Envoy configurations are often more verbose than NGINX annotations because they are defined in the control plane’s CRDs rather than the Ingress resource itself. For example, a Cilium EnvoyProxy configuration or a Gloo Proxy resource would include these settings. The key distinction is that Envoy does not have a simple annotation switch; the configuration must be applied at the listener or route level.

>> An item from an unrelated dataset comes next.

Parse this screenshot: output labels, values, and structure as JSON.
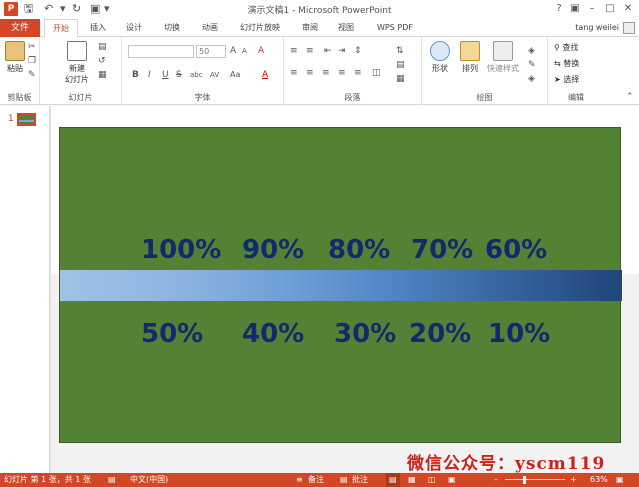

This requires coordination between the platform team managing the gateway and the application team deploying the model.

Failure modes and symptoms

The primary symptom of a misconfigured ingress is a client that waits for the entire response before displaying any tokens. When a user sends a request to a chat endpoint, the UI shows a loading state for the duration of the generation. Once the generation completes, the full text appears instantly. This behavior is indistinguishable from a slow backend on the surface, but the latency profile reveals the cause.

To diagnose this, use curl with the -N flag to disable output buffering on the client side. Run the following command against the ingress endpoint while monitoring the time between the first and last token.

curl -N http://ingress.example.com/v1/chat/completions -H "Content-Type: application/json" -d '{"model": "llama-3", "prompt": "Hello", "stream": true}'

If the ingress is buffering, the curl command returns no data until the server closes the connection. The total time matches the backend generation time. If the ingress is configured correctly, curl outputs tokens as they arrive, and the total time is slightly longer than the backend generation time due to network latency.

Another failure mode is the 504 Gateway Timeout error. This occurs when the proxy-read-timeout is too low. The backend continues generating tokens, but the ingress controller closes the connection because the read timeout has expired. The client receives a partial response or an error message. This is common with default NGINX timeouts of 60 seconds when generating long contexts. The event logs for the ingress controller pods will show upstream timed out or connection reset by peer errors.

Decision frame

The next time a streaming LLM endpoint appears slow, the question is not whether the backend is under-provisioned, but whether the ingress controller is buffering the response. The tradeoff is between buffering for throughput and streaming for latency. Disabling buffering increases memory pressure on the ingress controller for large responses but enables real-time token delivery. The configuration must be explicit: proxy-buffering: "off" for NGINX and allow_chunked_length for Envoy. If the tokens do not arrive incrementally, check the ingress configuration before scaling the model.